Complex numbers are no easier or harder to add and subtract than
vectors. But they're easier to multiply. Note that complex number
multiplication is quite different from both dot product vector
multiplication and cross product vevtor multiplication.
Of course you can simply memorize that for this form of
multiplication, in polar coordinates you add angles and multiply
lengths, and that in rectangular coordinates the rule is
X' = X1*X2 - Y1*Y2
Y' = X1*Y2 + Y1*X2
But with complex numbers you don't have to remember anything, except
the rules of basic algebra and the fact that i^2 = -1. All else
follows naturally.
> ... seeing the "i" in a function causes many people to think that
> somehow nature herself contains some things that "really" are
> somehow objectively complex:
Well, yes. In exactly the same sense as nature herself contains
some things that "really" are somehow objectively real numbers. An
impedance is "really" a complex number if and only if a resistance
is "really" a real number.
If you look at actual circuits, you don't see any numbers. At least
not unless someone wrote them there. And they could just as easily
have written a lowercase letter "i" as a decimal digit. More likely
you'll just see colored stripes which encode whole numbers.
> They're merely things that require a minimum number of dimensions in
> any mathematical representation. They can all be represented as real
> ordered tuples or triples or quadruples or whatever of numbers.
Sure. And you don't need non-whole numbers, either.
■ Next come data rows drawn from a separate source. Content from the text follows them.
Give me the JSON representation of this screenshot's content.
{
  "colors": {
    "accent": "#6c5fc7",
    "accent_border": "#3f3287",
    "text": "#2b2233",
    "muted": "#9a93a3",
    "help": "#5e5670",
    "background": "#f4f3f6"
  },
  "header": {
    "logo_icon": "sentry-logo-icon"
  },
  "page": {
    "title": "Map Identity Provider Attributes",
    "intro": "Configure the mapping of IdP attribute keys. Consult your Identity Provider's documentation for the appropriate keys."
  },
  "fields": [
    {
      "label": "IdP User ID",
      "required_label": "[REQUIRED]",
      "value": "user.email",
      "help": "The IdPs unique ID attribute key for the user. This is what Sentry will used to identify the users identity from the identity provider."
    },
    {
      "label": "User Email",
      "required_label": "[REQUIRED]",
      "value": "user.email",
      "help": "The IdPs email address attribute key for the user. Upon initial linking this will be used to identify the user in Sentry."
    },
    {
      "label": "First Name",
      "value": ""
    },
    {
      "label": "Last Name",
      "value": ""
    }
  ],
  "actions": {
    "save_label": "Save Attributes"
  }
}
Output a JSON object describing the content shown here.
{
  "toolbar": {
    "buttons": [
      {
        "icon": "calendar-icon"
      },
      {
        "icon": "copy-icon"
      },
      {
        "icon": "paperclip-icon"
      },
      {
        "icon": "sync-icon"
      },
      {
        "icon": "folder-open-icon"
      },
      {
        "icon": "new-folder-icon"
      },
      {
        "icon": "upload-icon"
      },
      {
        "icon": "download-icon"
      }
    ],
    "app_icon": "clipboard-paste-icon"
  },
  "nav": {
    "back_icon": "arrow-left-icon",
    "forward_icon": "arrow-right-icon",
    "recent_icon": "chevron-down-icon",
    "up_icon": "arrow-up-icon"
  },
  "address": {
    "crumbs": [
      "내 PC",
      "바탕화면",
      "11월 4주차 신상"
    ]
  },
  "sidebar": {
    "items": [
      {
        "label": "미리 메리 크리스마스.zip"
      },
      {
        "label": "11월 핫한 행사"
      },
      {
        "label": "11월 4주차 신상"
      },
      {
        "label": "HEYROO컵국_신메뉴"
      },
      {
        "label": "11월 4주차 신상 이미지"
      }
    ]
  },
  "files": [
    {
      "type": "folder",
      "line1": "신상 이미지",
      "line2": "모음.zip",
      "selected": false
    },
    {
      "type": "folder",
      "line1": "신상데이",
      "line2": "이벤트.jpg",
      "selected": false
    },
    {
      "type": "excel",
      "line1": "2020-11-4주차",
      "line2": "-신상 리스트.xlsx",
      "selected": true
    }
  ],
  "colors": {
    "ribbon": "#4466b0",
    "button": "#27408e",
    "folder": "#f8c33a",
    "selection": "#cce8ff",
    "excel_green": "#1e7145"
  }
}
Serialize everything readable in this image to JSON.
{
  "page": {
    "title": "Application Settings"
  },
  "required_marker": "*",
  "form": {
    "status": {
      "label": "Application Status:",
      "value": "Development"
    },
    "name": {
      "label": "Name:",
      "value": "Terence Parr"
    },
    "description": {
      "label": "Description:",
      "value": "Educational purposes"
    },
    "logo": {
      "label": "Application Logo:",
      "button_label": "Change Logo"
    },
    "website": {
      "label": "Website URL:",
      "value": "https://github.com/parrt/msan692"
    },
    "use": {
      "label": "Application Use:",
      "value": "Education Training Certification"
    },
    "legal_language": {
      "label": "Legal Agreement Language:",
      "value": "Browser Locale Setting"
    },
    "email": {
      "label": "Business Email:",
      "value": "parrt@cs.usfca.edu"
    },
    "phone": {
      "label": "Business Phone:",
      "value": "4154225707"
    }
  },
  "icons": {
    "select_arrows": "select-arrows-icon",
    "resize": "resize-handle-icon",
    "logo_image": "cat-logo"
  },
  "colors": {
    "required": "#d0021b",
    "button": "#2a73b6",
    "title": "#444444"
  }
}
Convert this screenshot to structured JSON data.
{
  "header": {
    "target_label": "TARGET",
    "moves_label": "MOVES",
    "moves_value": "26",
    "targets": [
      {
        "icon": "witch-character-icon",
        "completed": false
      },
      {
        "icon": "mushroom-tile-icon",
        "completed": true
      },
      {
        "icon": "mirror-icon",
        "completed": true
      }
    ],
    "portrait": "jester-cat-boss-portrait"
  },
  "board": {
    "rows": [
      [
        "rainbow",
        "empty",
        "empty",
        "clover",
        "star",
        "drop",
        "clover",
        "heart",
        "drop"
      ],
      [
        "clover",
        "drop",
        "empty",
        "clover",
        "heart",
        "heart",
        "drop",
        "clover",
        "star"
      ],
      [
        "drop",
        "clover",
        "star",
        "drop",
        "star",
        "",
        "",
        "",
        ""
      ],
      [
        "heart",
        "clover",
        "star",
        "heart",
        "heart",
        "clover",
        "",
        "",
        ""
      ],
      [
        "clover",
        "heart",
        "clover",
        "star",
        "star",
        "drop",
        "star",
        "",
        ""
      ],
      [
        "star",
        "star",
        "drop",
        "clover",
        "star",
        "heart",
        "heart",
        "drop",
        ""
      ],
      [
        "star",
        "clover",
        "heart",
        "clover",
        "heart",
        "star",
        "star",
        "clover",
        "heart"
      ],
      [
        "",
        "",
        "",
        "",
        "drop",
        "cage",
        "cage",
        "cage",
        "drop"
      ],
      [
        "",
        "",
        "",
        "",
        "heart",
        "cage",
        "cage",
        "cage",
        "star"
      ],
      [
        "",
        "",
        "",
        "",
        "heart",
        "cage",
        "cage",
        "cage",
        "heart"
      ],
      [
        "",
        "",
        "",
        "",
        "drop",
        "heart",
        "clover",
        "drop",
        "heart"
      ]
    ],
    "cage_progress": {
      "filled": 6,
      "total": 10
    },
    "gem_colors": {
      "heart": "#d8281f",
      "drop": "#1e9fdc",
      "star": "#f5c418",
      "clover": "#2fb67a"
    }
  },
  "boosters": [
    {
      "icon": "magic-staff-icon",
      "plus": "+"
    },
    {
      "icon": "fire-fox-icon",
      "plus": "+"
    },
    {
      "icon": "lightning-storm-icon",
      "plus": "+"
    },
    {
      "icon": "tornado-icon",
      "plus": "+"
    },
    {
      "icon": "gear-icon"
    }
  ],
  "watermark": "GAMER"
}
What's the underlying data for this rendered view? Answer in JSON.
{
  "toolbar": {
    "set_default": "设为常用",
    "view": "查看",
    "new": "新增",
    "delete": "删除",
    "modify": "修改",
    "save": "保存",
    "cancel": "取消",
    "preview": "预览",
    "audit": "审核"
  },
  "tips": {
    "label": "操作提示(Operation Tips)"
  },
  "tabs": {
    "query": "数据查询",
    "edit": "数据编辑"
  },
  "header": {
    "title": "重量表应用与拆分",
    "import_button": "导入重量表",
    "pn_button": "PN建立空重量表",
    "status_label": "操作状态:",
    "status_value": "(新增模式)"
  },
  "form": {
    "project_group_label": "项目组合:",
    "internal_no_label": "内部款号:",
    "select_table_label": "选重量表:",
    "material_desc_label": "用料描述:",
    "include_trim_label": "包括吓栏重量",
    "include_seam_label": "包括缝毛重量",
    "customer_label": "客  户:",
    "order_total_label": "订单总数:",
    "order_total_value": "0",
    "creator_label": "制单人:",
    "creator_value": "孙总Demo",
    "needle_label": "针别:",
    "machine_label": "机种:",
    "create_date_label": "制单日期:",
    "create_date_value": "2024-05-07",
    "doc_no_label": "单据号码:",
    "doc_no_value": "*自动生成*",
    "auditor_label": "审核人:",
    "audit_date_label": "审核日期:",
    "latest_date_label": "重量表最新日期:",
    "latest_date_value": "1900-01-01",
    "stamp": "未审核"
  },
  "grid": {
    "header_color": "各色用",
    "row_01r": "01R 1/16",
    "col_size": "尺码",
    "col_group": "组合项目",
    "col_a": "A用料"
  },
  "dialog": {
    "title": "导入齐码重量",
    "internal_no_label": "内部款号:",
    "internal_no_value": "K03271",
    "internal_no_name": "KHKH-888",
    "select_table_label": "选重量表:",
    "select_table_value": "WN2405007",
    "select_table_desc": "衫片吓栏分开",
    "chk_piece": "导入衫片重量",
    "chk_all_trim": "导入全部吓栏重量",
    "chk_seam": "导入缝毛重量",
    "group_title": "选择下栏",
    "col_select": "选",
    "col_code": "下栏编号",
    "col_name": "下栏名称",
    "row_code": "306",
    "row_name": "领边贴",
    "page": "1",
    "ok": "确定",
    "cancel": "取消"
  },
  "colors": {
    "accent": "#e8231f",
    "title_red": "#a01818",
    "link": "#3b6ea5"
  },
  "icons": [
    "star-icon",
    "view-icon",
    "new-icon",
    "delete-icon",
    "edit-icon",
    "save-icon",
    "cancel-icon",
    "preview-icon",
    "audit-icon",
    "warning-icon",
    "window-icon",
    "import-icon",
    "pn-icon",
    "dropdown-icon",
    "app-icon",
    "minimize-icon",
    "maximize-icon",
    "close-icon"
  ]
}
Who needs
fractions, when you can use an ordered pair of integers instead?
And apply the rules of fractions to that ordered pair, without ever
using the dreaded "f" word.
> Just don't make too much of that mathematical bookkeeping savings.
> It doesn't mean a thing insofar as the actual nature of what you're
> talking about.
Yes and no and wrong question. We might as well be debating whether
the middle C on a piano is really in cycles per second, radians per
second, cycles per minute, or minutes per cycle.
It's a floor wax AND a dessert topping. Unless your floors are
carpeted and you're on a diet.
And the middle C is in kiloradians per microfortnight.
--
Keith F. Lynch - k...@keithlynch.net - http://keithlynch.net/
I always welcome replies to my e-mail, postings, and web pages, but
unsolicited bulk e-mail (spam) is not acceptable. Please do not send me
HTML, "rich text," or attachments, as all such email is discarded unread.
[Snip]
> > Whenever you see a complex number in physics, that simply means
that
> > somebody has chosen to represent one of the vector dimensions
(often
> > one dimension in 2-vector problems, and often time in
time-evolving
> > 3-D problems) by adding it as an extra dimension in the
"imaginary"
> > direction.
This is not true in the case of a quantum mechanical wave function.
That is *really* a complex function.